Les Amazones de Bohème

Les Amazones de Bohème

Joëlle WINTREBERT
ROBERT LAFFONT
298pp - 19,00 €

Bifrost n° 42

Critique parue en mai 2006 dans Bifrost n° 42

Libuse, reine dans la Bohème du VIIIe siècle, est une habile diplomate qui a su contenir les belliqueuses ardeurs masculines, abolir l'esclavage et imposer l'égalité entre les sexes, notamment en s'entourant d'une garde de filles. Danna, conseillère avisée, est à la fois irritée et fascinée par leur capitaine, l'énergique Wlasta, une ancienne esclave qui a progressivement gravi les échelons de la société. Pour empêcher la venue des armées de Charlemagne évangélisant les pays voisins à la pointe de l'épée, Libuse accepte la présence de deux missionnaires dans sa communauté. Mais, malade, elle meurt prématurément, et son mari Premysl, paysan peu fait pour gouverner, revient progressivement sur les réformes de son épouse. Refusant ce retour en arrière, Wlasta s'en va fonder, en compagnie d'épouses fuyant la violence de leurs maris, une cité indépendante, uniquement dirigée par des femmes, où les hommes vivent à l'extérieur de l'enceinte. Premysl s'accommode mal de cette sécession et cherchera à mâter ces rebelles, alors que, déçue par les maigres résultats des évangélistes qui ont pourtant réussi à se faire accepter en ces lieux, l'Eglise envoie les troupes de Charlemagne en Bohème…

Certes, il s'agit d'un roman historique, mais il est dû à une de nos plus belles plumes de l'imaginaire francophone et n'est pas sans parenté avec la science-fiction, la cité de Wlasta constituant un bel exemple d'utopie, même si celle-ci, véridique, ne dura que le temps d'un feu de paille et s'acheva de façon tragique.
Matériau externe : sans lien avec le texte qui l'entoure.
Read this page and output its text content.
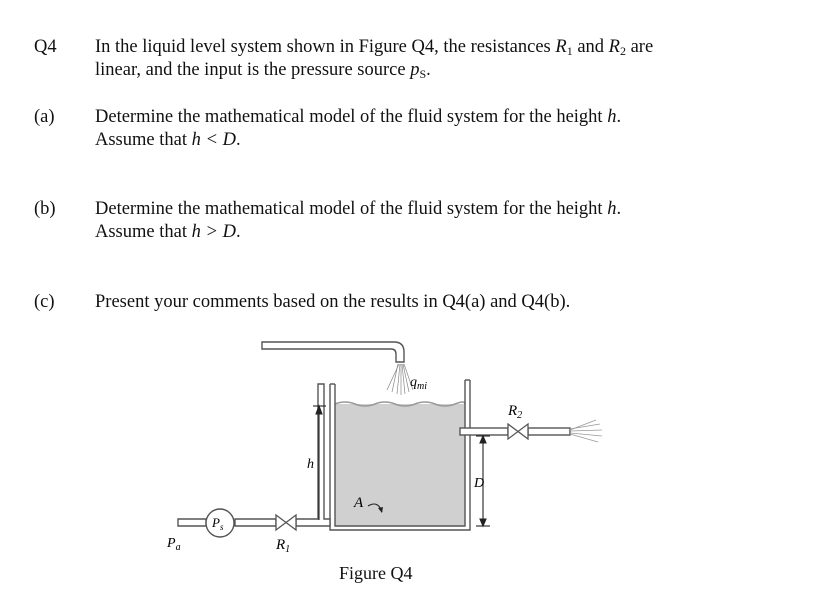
Q4 In the liquid level system shown in Figure Q4, the resistances $R_1$ and $R_2$ are
linear, and the input is the pressure source $p_S$.
(a) Determine the mathematical model of the fluid system for the height h.
Assume that h < D.
(b) Determine the mathematical model of the fluid system for the height h.
Assume that h > D.
(c) Present your comments based on the results in Q4(a) and Q4(b).
$q_{mi}$
$R_2$
h
D
A
$P_s$
$P_a$	$R_1$
Figure Q4
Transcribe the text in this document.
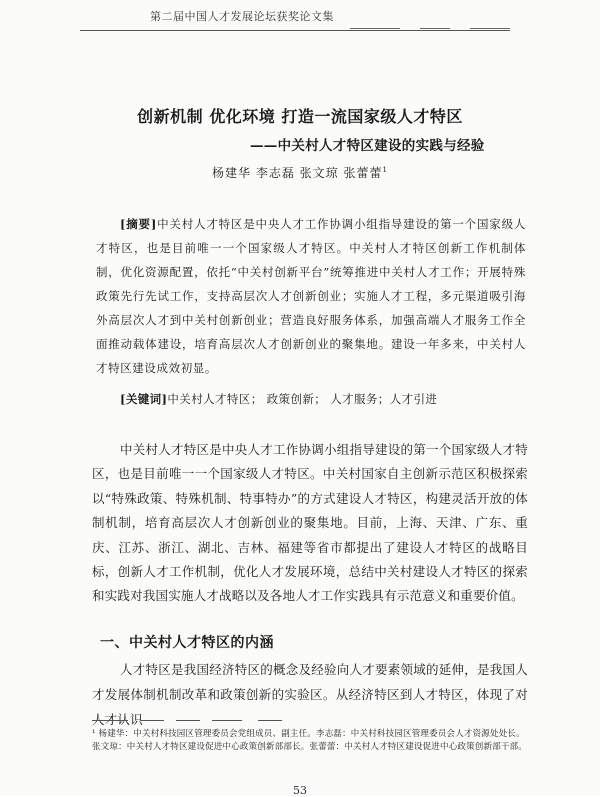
第二届中国人才发展论坛获奖论文集
创新机制 优化环境 打造一流国家级人才特区
——中关村人才特区建设的实践与经验
杨建华 李志磊 张文琼 张蕾蕾$^1$

[摘要]中关村人才特区是中央人才工作协调小组指导建设的第一个国家级人才特区，也是目前唯一一个国家级人才特区。中关村人才特区创新工作机制体制，优化资源配置，依托“中关村创新平台”统筹推进中关村人才工作；开展特殊政策先行先试工作，支持高层次人才创新创业；实施人才工程，多元渠道吸引海外高层次人才到中关村创新创业；营造良好服务体系，加强高端人才服务工作全面推动载体建设，培育高层次人才创新创业的聚集地。建设一年多来，中关村人才特区建设成效初显。

[关键词]中关村人才特区； 政策创新； 人才服务；人才引进

中关村人才特区是中央人才工作协调小组指导建设的第一个国家级人才特区，也是目前唯一一个国家级人才特区。中关村国家自主创新示范区积极探索以“特殊政策、特殊机制、特事特办”的方式建设人才特区，构建灵活开放的体制机制，培育高层次人才创新创业的聚集地。目前，上海、天津、广东、重庆、江苏、浙江、湖北、吉林、福建等省市都提出了建设人才特区的战略目标，创新人才工作机制，优化人才发展环境，总结中关村建设人才特区的探索和实践对我国实施人才战略以及各地人才工作实践具有示范意义和重要价值。

一、中关村人才特区的内涵

人才特区是我国经济特区的概念及经验向人才要素领域的延伸，是我国人才发展体制机制改革和政策创新的实验区。从经济特区到人才特区，体现了对人才认识

¹ 杨建华：中关村科技园区管理委员会党组成员、副主任。李志磊：中关村科技园区管理委员会人才资源处处长。张文琼：中关村人才特区建设促进中心政策创新部部长。张蕾蕾：中关村人才特区建设促进中心政策创新部干部。

53
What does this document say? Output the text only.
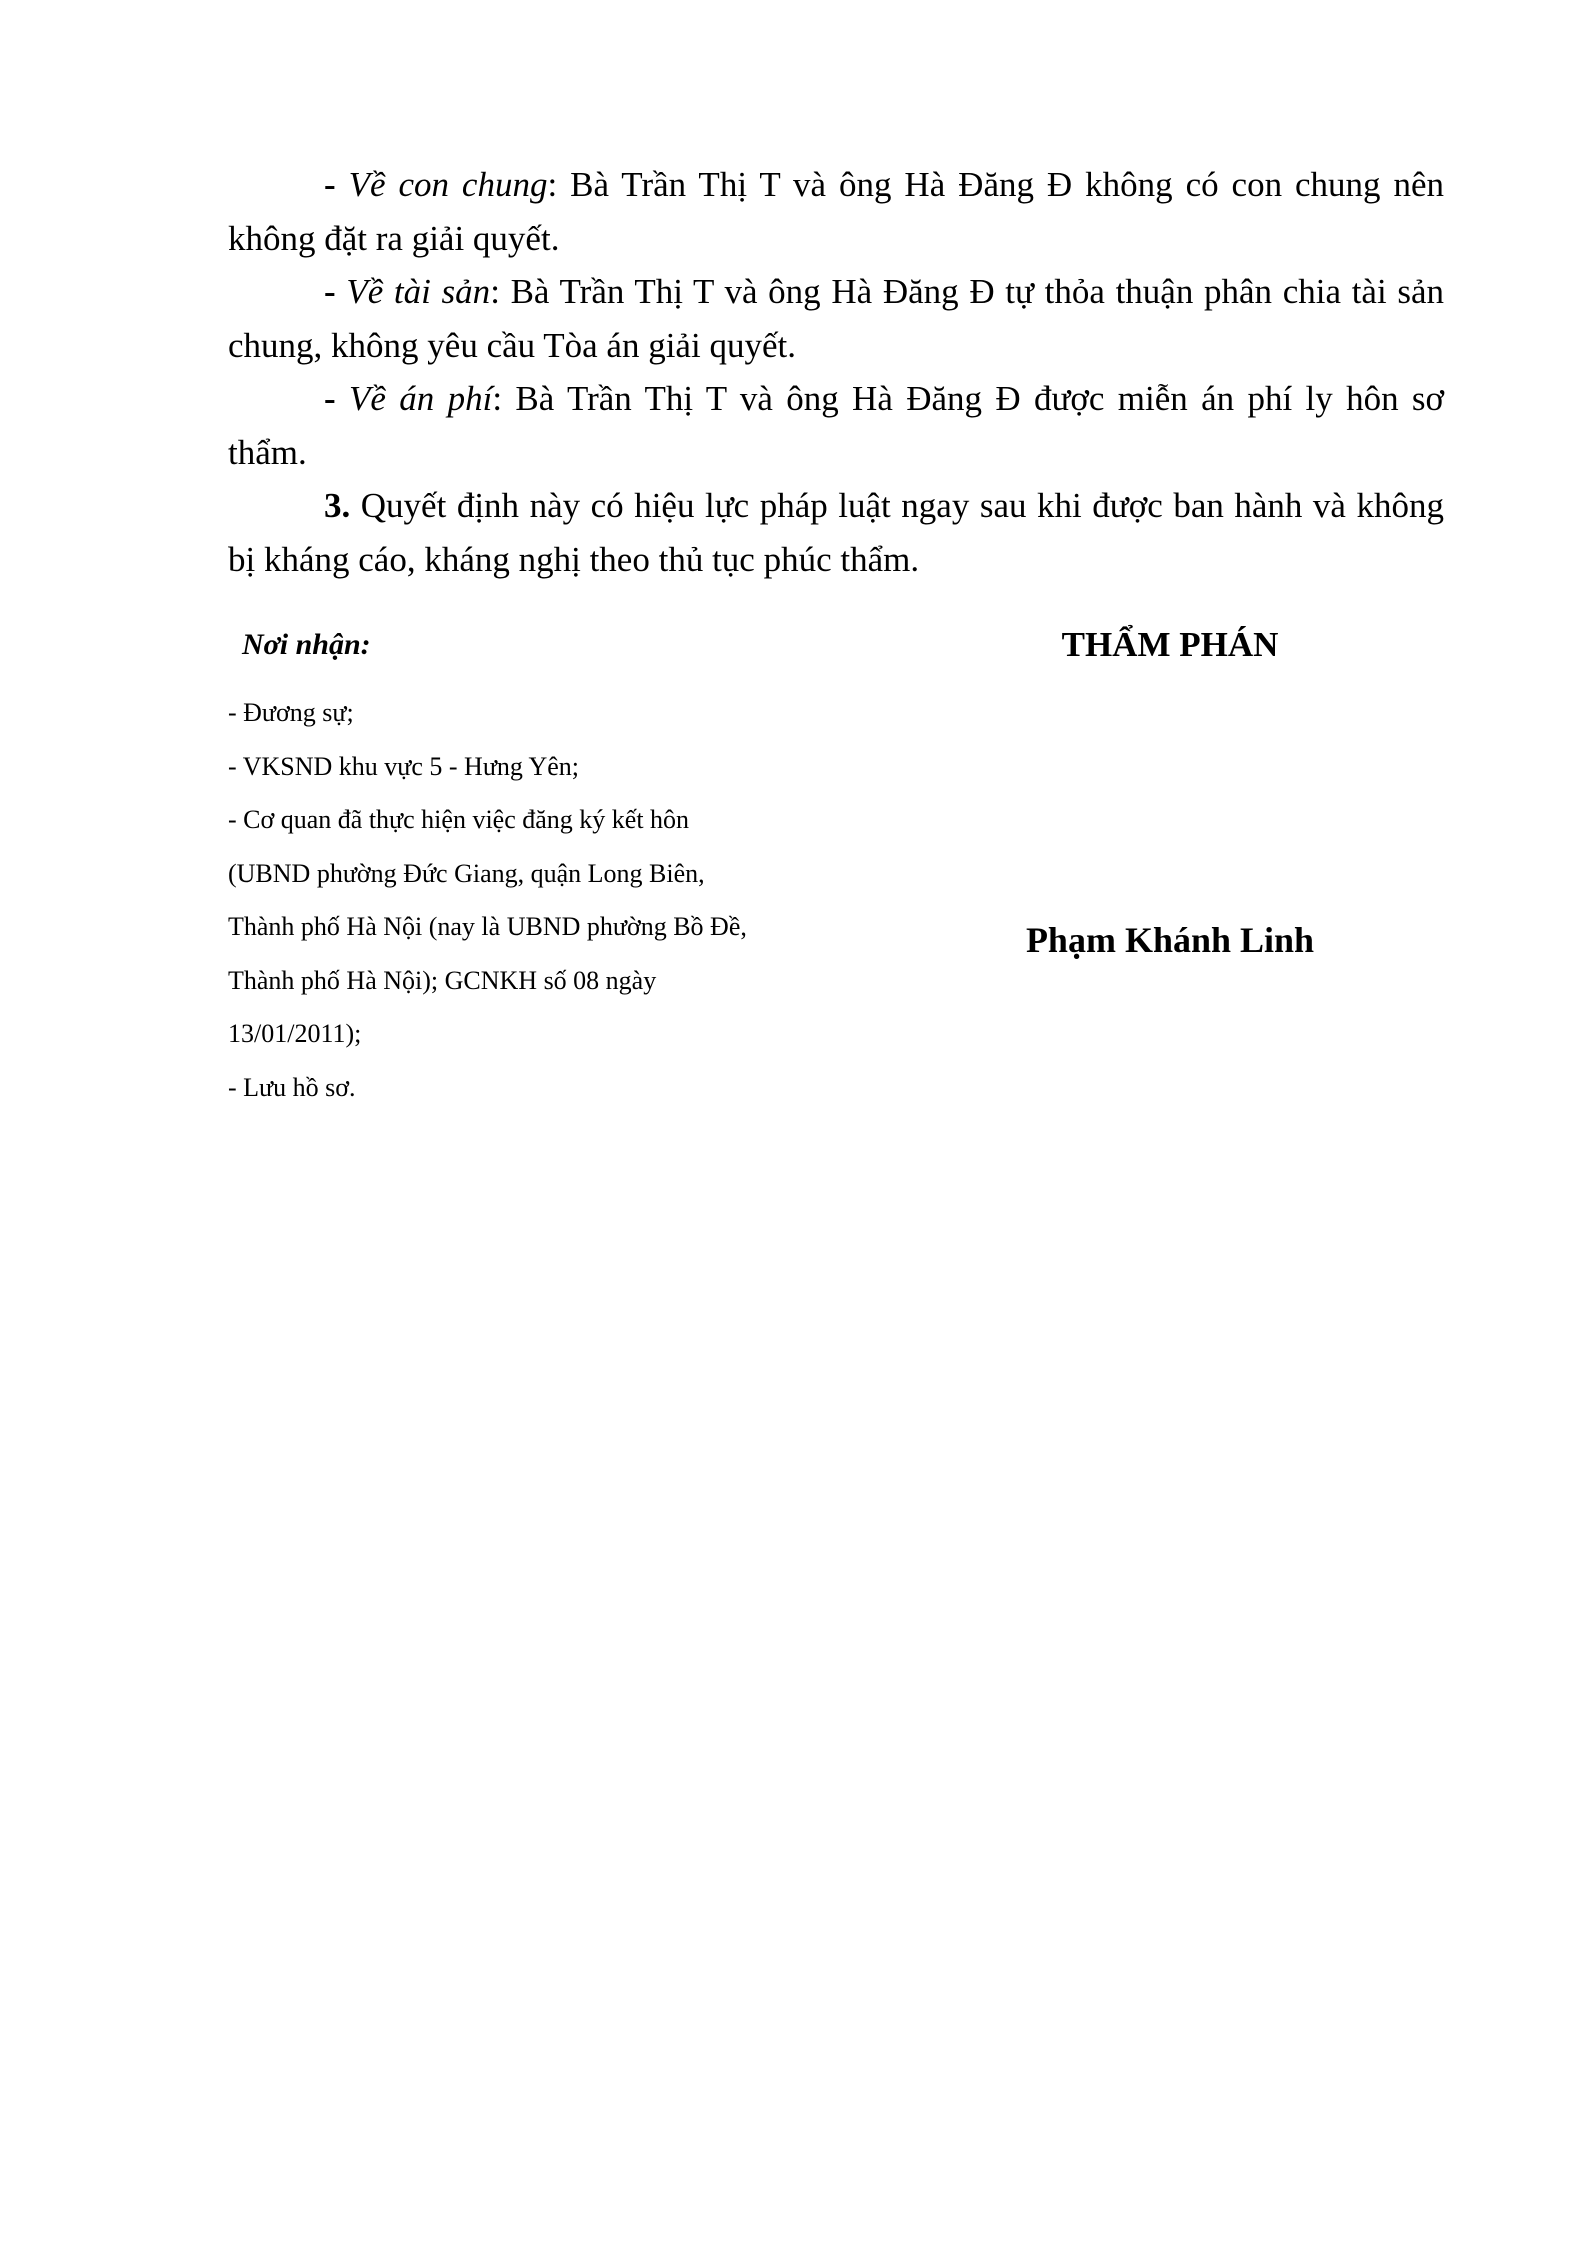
- Về con chung: Bà Trần Thị T và ông Hà Đăng Đ không có con chung nên không đặt ra giải quyết.

- Về tài sản: Bà Trần Thị T và ông Hà Đăng Đ tự thỏa thuận phân chia tài sản chung, không yêu cầu Tòa án giải quyết.

- Về án phí: Bà Trần Thị T và ông Hà Đăng Đ được miễn án phí ly hôn sơ thẩm.

3. Quyết định này có hiệu lực pháp luật ngay sau khi được ban hành và không bị kháng cáo, kháng nghị theo thủ tục phúc thẩm.

Nơi nhận:
- Đương sự;
- VKSND khu vực 5 - Hưng Yên;
- Cơ quan đã thực hiện việc đăng ký kết hôn
(UBND phường Đức Giang, quận Long Biên,
Thành phố Hà Nội (nay là UBND phường Bồ Đề,
Thành phố Hà Nội); GCNKH số 08 ngày
13/01/2011);
- Lưu hồ sơ.
THẨM PHÁN
Phạm Khánh Linh
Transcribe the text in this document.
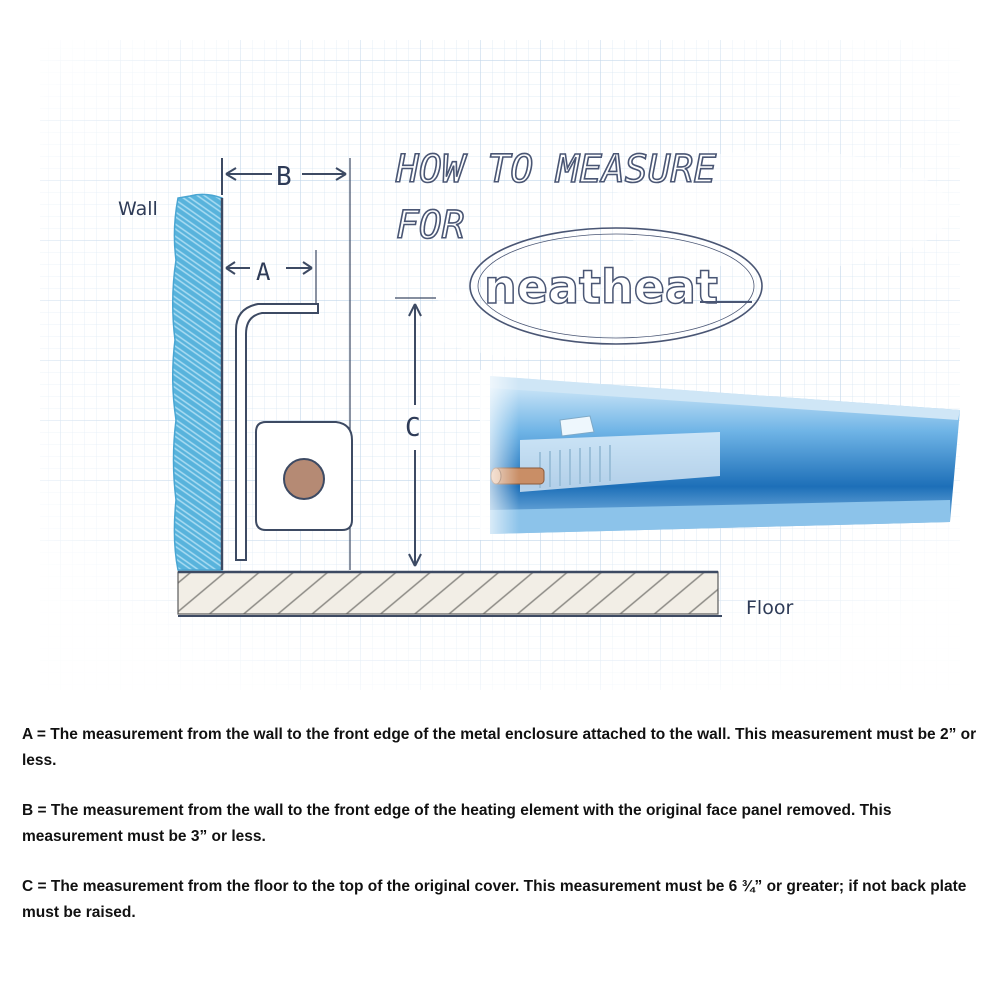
Wall
Floor
B
A
C
HOW TO MEASURE
FOR
neatheat

A = The measurement from the wall to the front edge of the metal enclosure attached to the wall. This measurement must be 2” or less.

B = The measurement from the wall to the front edge of the heating element with the original face panel removed. This measurement must be 3” or less.

C = The measurement from the floor to the top of the original cover. This measurement must be 6 ¾” or greater; if not back plate must be raised.
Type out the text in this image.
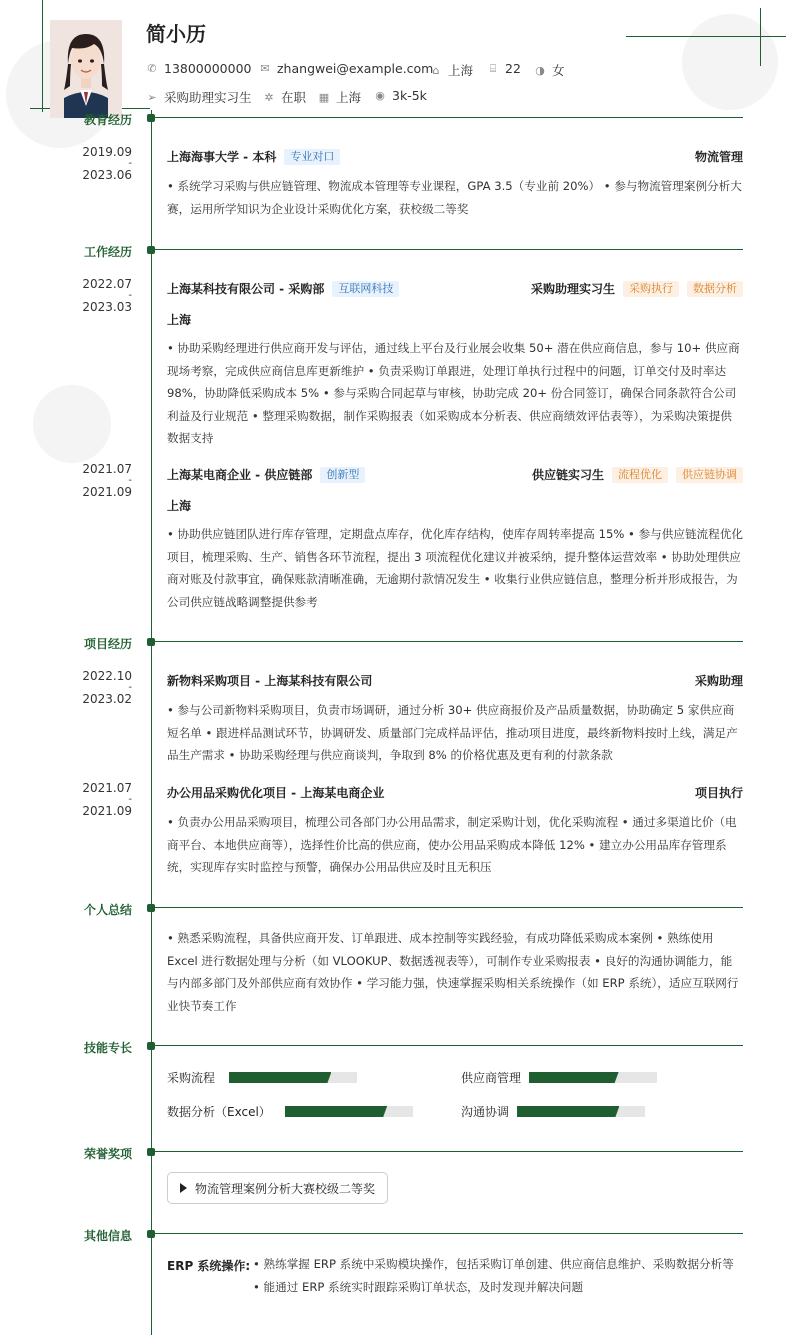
简小历
✆ 13800000000 ✉ zhangwei@example.com ⌂ 上海 ⌸ 22 ◑ 女
➢ 采购助理实习生 ✲ 在职 ▦ 上海 ◉ 3k-5k
教育经历
2019.09
-
2023.06
上海海事大学 - 本科	专业对口	物流管理
• 系统学习采购与供应链管理、物流成本管理等专业课程，GPA 3.5（专业前 20%） • 参与物流管理案例分析大赛，运用所学知识为企业设计采购优化方案，获校级二等奖
工作经历
2022.07
-
2023.03
上海某科技有限公司 - 采购部	互联网科技	采购助理实习生	采购执行	数据分析
上海
• 协助采购经理进行供应商开发与评估，通过线上平台及行业展会收集 50+ 潜在供应商信息，参与 10+ 供应商现场考察，完成供应商信息库更新维护 • 负责采购订单跟进，处理订单执行过程中的问题，订单交付及时率达 98%，协助降低采购成本 5% • 参与采购合同起草与审核，协助完成 20+ 份合同签订，确保合同条款符合公司利益及行业规范 • 整理采购数据，制作采购报表（如采购成本分析表、供应商绩效评估表等），为采购决策提供数据支持
2021.07
-
2021.09
上海某电商企业 - 供应链部	创新型	供应链实习生	流程优化	供应链协调
上海
• 协助供应链团队进行库存管理，定期盘点库存，优化库存结构，使库存周转率提高 15% • 参与供应链流程优化项目，梳理采购、生产、销售各环节流程，提出 3 项流程优化建议并被采纳，提升整体运营效率 • 协助处理供应商对账及付款事宜，确保账款清晰准确，无逾期付款情况发生 • 收集行业供应链信息，整理分析并形成报告，为公司供应链战略调整提供参考
项目经历
2022.10
-
2023.02
新物料采购项目 - 上海某科技有限公司	采购助理
• 参与公司新物料采购项目，负责市场调研，通过分析 30+ 供应商报价及产品质量数据，协助确定 5 家供应商短名单 • 跟进样品测试环节，协调研发、质量部门完成样品评估，推动项目进度，最终新物料按时上线，满足产品生产需求 • 协助采购经理与供应商谈判，争取到 8% 的价格优惠及更有利的付款条款
2021.07
-
2021.09
办公用品采购优化项目 - 上海某电商企业	项目执行
• 负责办公用品采购项目，梳理公司各部门办公用品需求，制定采购计划，优化采购流程 • 通过多渠道比价（电商平台、本地供应商等），选择性价比高的供应商，使办公用品采购成本降低 12% • 建立办公用品库存管理系统，实现库存实时监控与预警，确保办公用品供应及时且无积压
个人总结
• 熟悉采购流程，具备供应商开发、订单跟进、成本控制等实践经验，有成功降低采购成本案例 • 熟练使用 Excel 进行数据处理与分析（如 VLOOKUP、数据透视表等），可制作专业采购报表 • 良好的沟通协调能力，能与内部多部门及外部供应商有效协作 • 学习能力强，快速掌握采购相关系统操作（如 ERP 系统），适应互联网行业快节奏工作
技能专长
采购流程	供应商管理
数据分析（Excel）	沟通协调
荣誉奖项
物流管理案例分析大赛校级二等奖
其他信息
ERP 系统操作: • 熟练掌握 ERP 系统中采购模块操作，包括采购订单创建、供应商信息维护、采购数据分析等 • 能通过 ERP 系统实时跟踪采购订单状态，及时发现并解决问题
On comprend que cet épisode fameux (peu connu en France mais célèbre plus à l'Est, Libussa servant à désigner en Allemagne des associations lesbiennes), par l'étonnante ouverture d'esprit de cette cité dirigée par des femmes, sa tolérance, sa liberté de mœurs prônant l'amour libre et autorisant l'homosexualité, ait incité Joëlle Wintrebert à le reprendre à son compte, même s'il fut déjà traité par Christiane Singer dans La Guerre des filles. Elle le fait avec beaucoup de sensualité, manifestant une grande tendresse pour ses personnages, si complexes et attachants qu'ils resteront longtemps dans les mémoires. La langue, par ses tournures et son vocabulaire, nous plonge davantage dans l'atmosphère de cette Bohème du VIIIe siècle que Joëlle Wintrebert, qui s'est déplacée jusqu'à Prague pour sa documentation, plante avec une précision et un souci du détail exemplaire. Un grand roman, vraiment !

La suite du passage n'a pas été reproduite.